Actors Gary Oldman and Amanda Seyfried go for their characters’ leisurely evening stroll outside San Marino’s Huntington Library, which is subbing in for William Randolph Hearst’s Hearst Castle at San Simeon.  The only thing is, it’s not night – and the actors are wearing custom-tinted contact lenses to help them avoid squinting, due to the additional bright lights director of photography Erik Messerschmidt has added to make his day-for-night photography appear correct in the final image.

Day-for-night is not the only classic technique the Oscar-nominated cinematographer utilized on David Fincher’s Oscar-nominated movie, Mank. The film, which tells the tale of screenwriter Herman J. Mankiewicz’s path to writing the screenplay for 1941’s Citizen Kane, pays homage not only to Mank himself but to that film’s legendary cinematographer, Gregg Toland. And while the two made use of some of Toland’s techniques, they did so with great care.  “We refused to allow ourselves to think of Toland exclusively,” says Fincher. “We didn’t want to ape – we wanted to inhabit.”
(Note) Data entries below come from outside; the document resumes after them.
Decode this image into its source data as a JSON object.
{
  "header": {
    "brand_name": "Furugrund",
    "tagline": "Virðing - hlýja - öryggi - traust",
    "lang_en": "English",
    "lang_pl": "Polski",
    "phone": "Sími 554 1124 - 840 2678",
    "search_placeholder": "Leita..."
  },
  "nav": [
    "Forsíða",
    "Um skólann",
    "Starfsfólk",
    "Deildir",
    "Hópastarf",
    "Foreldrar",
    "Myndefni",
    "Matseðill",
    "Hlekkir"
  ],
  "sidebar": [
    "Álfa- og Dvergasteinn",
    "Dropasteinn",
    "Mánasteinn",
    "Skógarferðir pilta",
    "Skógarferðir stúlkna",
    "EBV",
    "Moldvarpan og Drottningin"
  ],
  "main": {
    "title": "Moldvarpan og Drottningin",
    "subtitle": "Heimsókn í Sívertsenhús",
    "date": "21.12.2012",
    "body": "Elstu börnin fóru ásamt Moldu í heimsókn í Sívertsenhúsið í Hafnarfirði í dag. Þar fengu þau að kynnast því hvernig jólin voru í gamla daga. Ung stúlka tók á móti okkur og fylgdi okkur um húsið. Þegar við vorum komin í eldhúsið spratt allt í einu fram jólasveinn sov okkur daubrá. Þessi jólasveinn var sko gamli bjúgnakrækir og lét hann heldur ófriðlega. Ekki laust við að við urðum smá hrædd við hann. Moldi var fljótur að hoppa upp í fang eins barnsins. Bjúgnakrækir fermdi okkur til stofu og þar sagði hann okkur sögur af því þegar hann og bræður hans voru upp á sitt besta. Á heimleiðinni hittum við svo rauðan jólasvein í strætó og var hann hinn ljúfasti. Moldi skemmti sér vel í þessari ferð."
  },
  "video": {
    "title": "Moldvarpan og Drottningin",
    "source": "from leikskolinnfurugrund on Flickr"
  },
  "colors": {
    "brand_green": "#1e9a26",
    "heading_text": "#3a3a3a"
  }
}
He and Messerschmidt have worked together over two seasons of the director’s intriguing crime series, Mindhunterand Fincher had mentioned the film project, written by his father Jack Fincher, to his DP on occasion. The two were prepping another film, World War Z 2, but when the project came to halt, Messerschmidt went off to South Africa to shoot several episodes of HBO Max’s Raised by Wolves. While there, he says, “David e-mailed me and said, ‘Hey, I’m gonna do this movie, Mank, about Herman Mankiewicz. Would you like to do it?’” The answer, of course, was yes.